I use these methods, 1 or 2 below in various projects.
1. Use java.nio.file.WatchService to wait for changes.
I guess this is what you mean by "a listener".
For the narrow scenario of tracking occasional changes to a few config files on Linux local filesystems (using Linux's inotify), this produces very quick updates (near instant from a user perspective) when a config file changes, with insignificant resources used, in my experience.
Linux's inotify is not a polling mechanism. It's a feature of the linux kernel that generates events when files change. Java has wrapped this with the WatchService. Windows has similar capabilities and I imagine your JDK/JVM will use them, but I have not tested it.

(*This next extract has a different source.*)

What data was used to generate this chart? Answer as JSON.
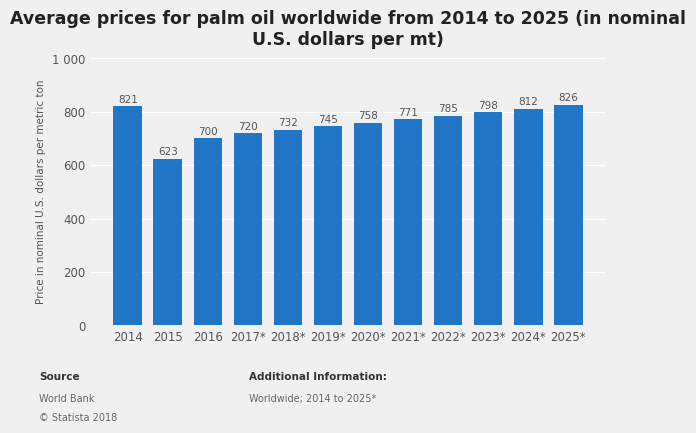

In my experience it does not take 3x time or cpu to track config local file changes in this way. But it's not perfect. In particular renaming of files and directories can be tricky (not part of my use scenarios) and inotify does not pick up change events on remote filesystems. WatchService falls back on other implementation (probably polling), which I have not used.
I can't swear to the implementation on every platform for every JDK. Test it.
2. Implement a simple form of lazy initialization with caching.
This produces reliable cheap updating when config files change, with a defined maximum delay period, like 30s.
For the first request read the file, save a timestamp.
For every subsequent request of the file's properties, check the timestamp.
If the data is older than your cache expiration time (say 30s or 1 minute), check the file's modify time and reread if needed.
For both approaches to share configuration across a busy multithreaded application, I use standard tools from java.util.concurrent to allow non-blocking reads of configuration. For Example:
Make the properties structure immutable. Share access to it through an AtomicReference<>. When you reread the config file make a new instance of your config properties and replace the old instance.
Or Use a ConcurrentHashMap referencing immutable objects, if the contents consist of an extensible number of different objects needing separate updating and key-value access. When rereading a config file, replace objects with new immutable instances.